Many retrospective single center studies have been performed examining BPD/DS outcomes. Less commonly multicenter or randomized controlled trials have been performed. Some of the pertinent studies will be reviewed here. Sudan et al. conducted a multi-institutional analysis comparing bariatric operations with 130,767 patients. While BPD/DS made up a small part of this cohort it did include 1436 patients. BPD/DS was compared to SG, RYGB, and adjustable gastric band (AGB). The study was supportive of BPD/DS efficacy in comparison to the other methods of bariatric surgery with a larger BMI reduction (10.6 units vs 9.3 units in RYGB and 5.7 units in SG) and greater remission of type 2 diabetes mellitus and hypertension. However, GERD was still best treated with RYGB and they found a higher rate of adverse events at 30 days and 1 year in patients who underwent BPD/DS. This included higher rates of bleeding, leaks, and pulmonary embolism [6].
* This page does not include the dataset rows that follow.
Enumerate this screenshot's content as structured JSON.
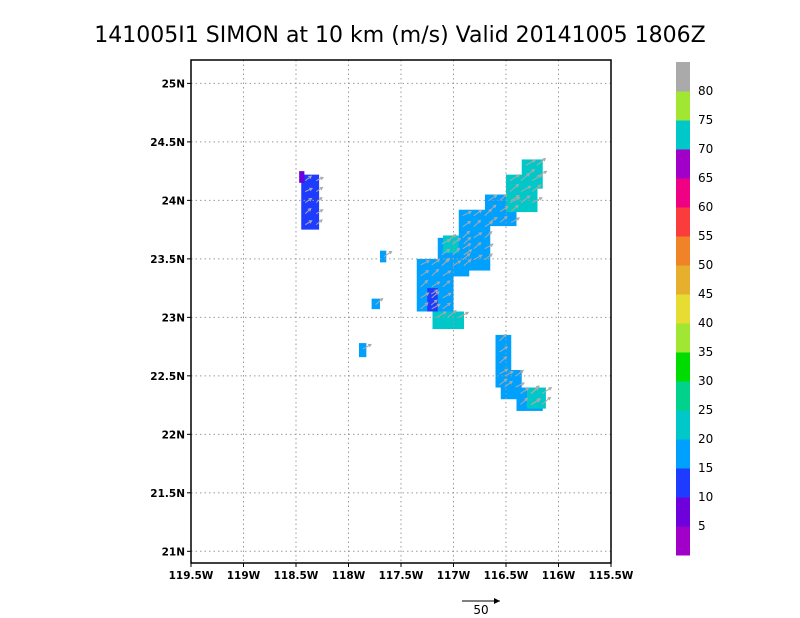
{
  "title": "141005I1  SIMON  at 10 km (m/s)  Valid 20141005  1806Z",
  "reference_vector": {
    "label": "50"
  },
  "colors": {
    "background": "#ffffff",
    "grid": "#9a9a9a",
    "vector": "#a9a9a9",
    "frame": "#000000"
  },
  "map": {
    "lon_range": [
      -119.5,
      -115.5
    ],
    "lat_range": [
      20.9,
      25.2
    ],
    "x_ticks": [
      {
        "lon": -119.5,
        "label": "119.5W"
      },
      {
        "lon": -119.0,
        "label": "119W"
      },
      {
        "lon": -118.5,
        "label": "118.5W"
      },
      {
        "lon": -118.0,
        "label": "118W"
      },
      {
        "lon": -117.5,
        "label": "117.5W"
      },
      {
        "lon": -117.0,
        "label": "117W"
      },
      {
        "lon": -116.5,
        "label": "116.5W"
      },
      {
        "lon": -116.0,
        "label": "116W"
      },
      {
        "lon": -115.5,
        "label": "115.5W"
      }
    ],
    "y_ticks": [
      {
        "lat": 25.0,
        "label": "25N"
      },
      {
        "lat": 24.5,
        "label": "24.5N"
      },
      {
        "lat": 24.0,
        "label": "24N"
      },
      {
        "lat": 23.5,
        "label": "23.5N"
      },
      {
        "lat": 23.0,
        "label": "23N"
      },
      {
        "lat": 22.5,
        "label": "22.5N"
      },
      {
        "lat": 22.0,
        "label": "22N"
      },
      {
        "lat": 21.5,
        "label": "21.5N"
      },
      {
        "lat": 21.0,
        "label": "21N"
      }
    ],
    "grid": true
  },
  "colorbar": {
    "colors": [
      "#a000c8",
      "#6e00dc",
      "#1e3cff",
      "#00a0ff",
      "#00c8c8",
      "#00d28c",
      "#00dc00",
      "#a0e632",
      "#e6dc32",
      "#e6af2d",
      "#f08228",
      "#fa3c3c",
      "#f00082",
      "#a000c8",
      "#00c8c8",
      "#a0e632",
      "#aaaaaa"
    ],
    "labels": [
      "5",
      "10",
      "15",
      "20",
      "25",
      "30",
      "35",
      "40",
      "45",
      "50",
      "55",
      "60",
      "65",
      "70",
      "75",
      "80"
    ]
  },
  "chart_data": {
    "type": "heatmap",
    "units": "m/s",
    "wind_regions": [
      {
        "lon": [
          -118.45,
          -118.28
        ],
        "lat": [
          23.75,
          24.22
        ],
        "speed_ms": 10
      },
      {
        "lon": [
          -118.47,
          -118.42
        ],
        "lat": [
          24.15,
          24.25
        ],
        "speed_ms": 5
      },
      {
        "lon": [
          -117.9,
          -117.83
        ],
        "lat": [
          22.66,
          22.78
        ],
        "speed_ms": 15
      },
      {
        "lon": [
          -117.78,
          -117.7
        ],
        "lat": [
          23.07,
          23.16
        ],
        "speed_ms": 15
      },
      {
        "lon": [
          -117.7,
          -117.64
        ],
        "lat": [
          23.47,
          23.57
        ],
        "speed_ms": 15
      },
      {
        "lon": [
          -117.35,
          -117.0
        ],
        "lat": [
          23.05,
          23.5
        ],
        "speed_ms": 15
      },
      {
        "lon": [
          -117.25,
          -117.15
        ],
        "lat": [
          23.05,
          23.25
        ],
        "speed_ms": 10
      },
      {
        "lon": [
          -117.15,
          -116.85
        ],
        "lat": [
          23.35,
          23.68
        ],
        "speed_ms": 15
      },
      {
        "lon": [
          -116.95,
          -116.65
        ],
        "lat": [
          23.4,
          23.92
        ],
        "speed_ms": 15
      },
      {
        "lon": [
          -116.7,
          -116.4
        ],
        "lat": [
          23.78,
          24.05
        ],
        "speed_ms": 15
      },
      {
        "lon": [
          -116.5,
          -116.2
        ],
        "lat": [
          23.9,
          24.22
        ],
        "speed_ms": 20
      },
      {
        "lon": [
          -116.35,
          -116.15
        ],
        "lat": [
          24.1,
          24.35
        ],
        "speed_ms": 20
      },
      {
        "lon": [
          -117.2,
          -116.9
        ],
        "lat": [
          22.9,
          23.05
        ],
        "speed_ms": 20
      },
      {
        "lon": [
          -116.6,
          -116.45
        ],
        "lat": [
          22.4,
          22.85
        ],
        "speed_ms": 15
      },
      {
        "lon": [
          -116.55,
          -116.35
        ],
        "lat": [
          22.3,
          22.55
        ],
        "speed_ms": 15
      },
      {
        "lon": [
          -116.4,
          -116.15
        ],
        "lat": [
          22.2,
          22.4
        ],
        "speed_ms": 15
      },
      {
        "lon": [
          -116.3,
          -116.12
        ],
        "lat": [
          22.22,
          22.4
        ],
        "speed_ms": 20
      },
      {
        "lon": [
          -117.1,
          -116.95
        ],
        "lat": [
          23.55,
          23.7
        ],
        "speed_ms": 20
      }
    ]
  }
}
Longer term single center retrospective studies do exist that corroborate the findings of Sudan et al. One study compared BPD and RYGB with findings of faster resolution of co-morbidities and weight loss in the BPD/DS patients. They however did not see an increase in morbidity and mortality [22]. Another study looked at 810 BPD/DS patients with BMI < 50 kg/m2 and again showed similar findings with improved weight loss and rapid resolution of co-morbid symptoms. This study is of interest because it suggests that BPD/DS is appropriate for patients even if their BMI is not >50 kg/m2 [23]. Studies looking at longer term outcomes show consistent excess body weight loss and resolution of medical co-morbidities [24, 25].

Single anastomosis duodeno-ileal bypass, with or without sleeve gastrectomy (also referred to as a loop), is a newer method of BPD/DS and its outcomes are still being defined. One small study found that patients who underwent single anastomosis duodeno-ileal bypass had a different hormone profile in comparison to traditional BPD/DS. Patients with a single anastomosis had higher glucose, GLP-1, insulin secretion, and glucagon. This suggests that while both are duodeno-ileal bypasses, they may have different endocrine mechanisms for weight loss [26]. One systematic review by Shoar et al. examined 12 studies and found that single anastomosis duodeno-ileal bypass was utilized most as a primary procedure (508 of 581 patients, 87.4%) with varying common channel lengths. The lengths include 300 cm (54.2%), 250 cm (23%), and 200 cm (13.4%). Percent excess weight loss (%EWL) was 85% at 2 years with co-morbidity resolution of 74.1% of DM, 68.3% HLD, and 96.3% for HTN. The most common reported complication was diarrhea (1.2%) with Vitamin A, selenium, iron, and protein deficiencies being the most common nutritional deficiencies [27].

Another systematic review by Spinos et al. reviewed 14 studies with similar findings. They found that at 12 months single anastomosis duodeno-ileal bypass had a mean total body weight loss between 21.5% and 41.2%. There was no weight regain after 24 months and co-morbidity resolution was 72.6% for DM, 77.2% HLD, and 59.0% for HTN. The most common post-operative complication was a need for reoperation with additional mentioned complications including nutrient deficiencies [28]. The most recent statement on single anastomosis duodeno-ileal bypass by the ASMBS states that it has “similar outcomes those reported after classic DS and should therefore be endorsed” with the “currently available peer-reviewed literature does not suggest outcomes differ substantially from those seen with classic DS” [29].

7 Conclusion

BPD/DS as either a staged procedure, primary procedure (either as a classic BPD/DS or a loop), or revisional strategy is important to have as an option for the bariatric surgeon. Increasing familiarity with the procedure and its performance in resolving EWL and medical co-morbidities should be weighed carefully when evaluating patients for bariatric surgery.